Un temps qu’on explore mais également un temps que l’on travaille comme une matière narrative. LES PAPILLONS NOIRS et FUNERAL FOR A DOG font dans la transmission et la valeur vériste que l’on accorde aux histoires racontées. La première avec une vision extrême, vigilante qui anticipe #MeToo et #TimesUp ; la seconde de façon un peu plus classique avec son récit en flash-back, d’une histoire d’amour/amitié à trois sommets. Retracer linéairement un récit intéresse peu mais l’exploser peut devenir l’artifice pour pallier certaines faiblesses de construction. La narration morcelée qui vague d’une époque à l’autre est virtuose dans WE OWN THIS CITY (OCS), retour tonitruant de David Simon à Baltimore qui mixe THE SHIELD et THE WIRE, quand elle plombe les premiers épisodes de SENTINELLES, cherche à donner le tournis dans PARALLÈLES, lasse dans la Belge TWO SUMMERS et rend confuse la suédoise THE DARK HEART. Difficile pour STATION ELEVEN de recréer les sensations du roman de Emily St John Mandel avec sa narration poupée russe, quand la géniale strip-teaso-coenienne DES GENS BIEN (Arte) s’amuse à la danse d’Hélène avec la sienne. Plus émotifs, les flash-backs illustrant l’ancienne vie du jeune héros de THE BIRTH OF DANIEL F. HARRIS, cloîtré par un père qui l’extrait du monde.

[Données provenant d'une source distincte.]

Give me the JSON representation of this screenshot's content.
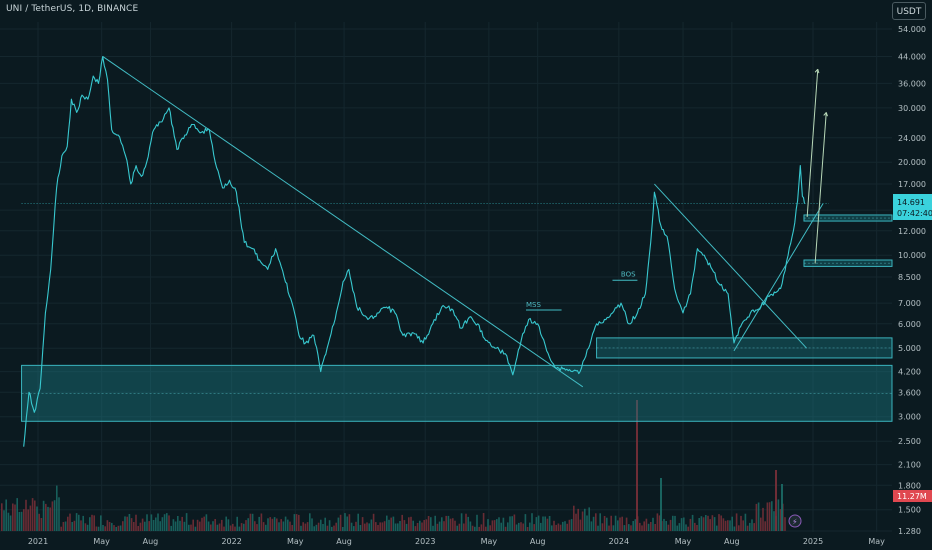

La protection des enfants/bébés a été une micro thématique du festival. Ils sont au cœur d’un trafic dans l’israélienne CHILDREN IN THE WOODS, la cible d’expériences dans SYNDROME E (TF1), à l’origine indirecte d’un scandale sanitaire dans TRANSPORT et enfin rythment la vie professionnelle épuisante dans THIS IS GOING TO HURT. Dans l’insupportable THE BABY (OCS), qui imagine un bébé maudit traversant les époques pour semer la mort derrière lui, mix entre LA MALÉDICTION et DESTINATION FINALE, c’est protéger ou se protéger.

Sillonner le temps, s’en imprégner, s’en extraire : les séries du festival ont figé le monde pour mieux le regarder mais se sont baladées dans les flux avec une inappétence à l’idée de se fixer. L’histoire que l’on raconte ne suffit plus, il y a aussi la manière. Une position dans l’ère du temps quand la vérité importe moins que le récit qu’on en fait. C’est l’exposé malhonnête que fait le gouvernement français pour étouffer l’affaire Malik Oussekine ou celui qui arrange le commandement français de SENTINELLES. C’est le mensonge d’un père à son fils dans THE BIRTH OF DANIEL F. HARRIS. C’est le fantasme dans lequel s’abîment les flics ripoux de WE OWN THIS CITY. Le déni des personnages de TWO SUMMERS, la déchéance morale DES GENS BIEN. Il y a l’histoire, le monde et la perception qu’on en a. « Les grandes séries regardent le monde » et on regarde les grandes séries.